Incominciando un gruppo di dialogo e di preghiera insieme, cristiani e musulmani, col nome di Ribat (legame), qui in Algeria, i sufi alawi hanno voluto precisare: “Non vogliamo impegnarci con voi in una discussione dogmatica. Nel dogma e nella teologia ci sono molte barriere, prodotti dell’uomo. Noi desideriamo lasciare che Dio crei tra noi qualcosa di nuovo. Ciò avviene solo nella preghiera. E’ per questo che abbiamo voluto questo incontro di preghiera con voi”.

Il dialogo non è solo attività intellettuale, è esperienza di vita.

In preghiera, insieme, avviene un legame che fa sentire, pensare… e poi vivere un cammino insieme perché c’è sempre qualcosa da imparare e approfondire da qualsiasi persona e avvenimento. La conversione, il tendere verso il meglio, il più alto e il più vivo… è il cammino di tutta una vita. E… il più bello…, è lasciare che lo Spirito ci parli e crei il mondo nuovo.

La stola regalata

Ho saputo oggi che la stola regalatami per il mio 50° di Messa, le Piccole Sorelle l’avevano chiesta a un centro di artigianato che mantiene viva l’arte  tradizionale dei nomadi di queste regioni. Un tempo vi lavorava una Piccola Sorella e ora una donna di Touggourt continua a dare lavoro a tante donne della regione.  Al momento di pagare le donne hanno detto : “Non chiediamo niente. La stola è per la preghiera”.

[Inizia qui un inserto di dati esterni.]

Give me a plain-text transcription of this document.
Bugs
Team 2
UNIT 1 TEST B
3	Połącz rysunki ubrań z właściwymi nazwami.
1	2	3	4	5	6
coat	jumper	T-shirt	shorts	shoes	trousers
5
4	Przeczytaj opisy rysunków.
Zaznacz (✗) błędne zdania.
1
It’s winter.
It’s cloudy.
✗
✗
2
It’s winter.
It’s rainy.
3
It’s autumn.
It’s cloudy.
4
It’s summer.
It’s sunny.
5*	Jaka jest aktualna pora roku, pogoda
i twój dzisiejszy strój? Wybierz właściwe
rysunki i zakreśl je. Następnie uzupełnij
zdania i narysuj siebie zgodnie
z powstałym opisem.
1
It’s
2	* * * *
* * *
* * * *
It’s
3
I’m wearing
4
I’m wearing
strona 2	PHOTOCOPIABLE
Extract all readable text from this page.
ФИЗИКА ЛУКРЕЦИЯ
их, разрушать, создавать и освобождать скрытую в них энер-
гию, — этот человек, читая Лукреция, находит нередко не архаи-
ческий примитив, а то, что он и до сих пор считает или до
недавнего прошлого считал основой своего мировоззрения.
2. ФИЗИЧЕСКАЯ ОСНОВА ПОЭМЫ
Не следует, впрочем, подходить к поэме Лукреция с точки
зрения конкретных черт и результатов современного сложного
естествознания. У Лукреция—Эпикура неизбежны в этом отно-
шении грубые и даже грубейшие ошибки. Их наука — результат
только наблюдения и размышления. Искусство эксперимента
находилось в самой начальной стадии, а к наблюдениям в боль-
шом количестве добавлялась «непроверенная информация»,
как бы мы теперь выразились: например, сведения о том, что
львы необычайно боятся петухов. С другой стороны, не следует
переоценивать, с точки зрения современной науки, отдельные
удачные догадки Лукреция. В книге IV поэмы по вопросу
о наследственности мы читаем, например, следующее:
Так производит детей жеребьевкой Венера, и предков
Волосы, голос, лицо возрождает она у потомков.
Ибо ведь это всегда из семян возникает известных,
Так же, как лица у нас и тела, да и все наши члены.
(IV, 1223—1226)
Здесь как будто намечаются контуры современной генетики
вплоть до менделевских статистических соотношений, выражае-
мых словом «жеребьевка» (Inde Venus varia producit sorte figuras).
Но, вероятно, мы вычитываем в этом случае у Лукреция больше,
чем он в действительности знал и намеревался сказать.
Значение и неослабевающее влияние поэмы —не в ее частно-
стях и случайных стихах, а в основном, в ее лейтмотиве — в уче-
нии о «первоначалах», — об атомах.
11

Ora quando celebro porto su di me e dentro di me la fede la preghiera, il lavoro di tante povere donne che mantengono le loro famiglie con tanti sacrifici. Porto anche lo sforzo di una giovane, già notaio che vuole imparare il francese, della giovane che ormai parla italiano, dell’altra che … Donne meravigliose che mostrano un impegno migliore di alcuni maschietti che si scoraggiano in fretta.

Quando andate a messa portate anche voi all’altare tante donne Algerine che vogliono riuscire a formare un mondo aperto, onesto, fraterno.

Ma quello che mi commuove è il senso vivo di Dio, vissuto e rispettato. La stola è una cosa per Dio. La chiesa di Touggourt presso la quale abito è ora affidata a un’associazione, la “croce rossa” algerina. Durante i “tempi difficili” molte chiese sono state chiuse. Ma la gente non è contenta e quasi ci rimprovera di averla chiusa come luogo di preghiera. “No, quella è la casa di Dio e deve restare tale”. E quando la piccola croce era stata rimossa dalla cupola, la gente è stata contenta di rimetterla. Il saggio Abu Hayyan morto nel 1009 riporta questo detto su Gesù : “Gesù figlio di Maria ha detto – Sta nel mondo come un ospite e prenditi come casa il luogo della preghiera-“.

Non solo le cose ma anche le persone. Un amico, formato alla scuola dei Padri Bianchi, ha voluto che mantenessimo visibile una statua della Madonna che coprivamo per un certo rispetto a chi entrava da noi. “Quella è Lalla Myriam, la mamma di Isa (Gesù). Anche noi le vogliamo bene”. E poi un giorno parlando di noi, disse: “Voi siete preghiera, voi siete persone di Dio”.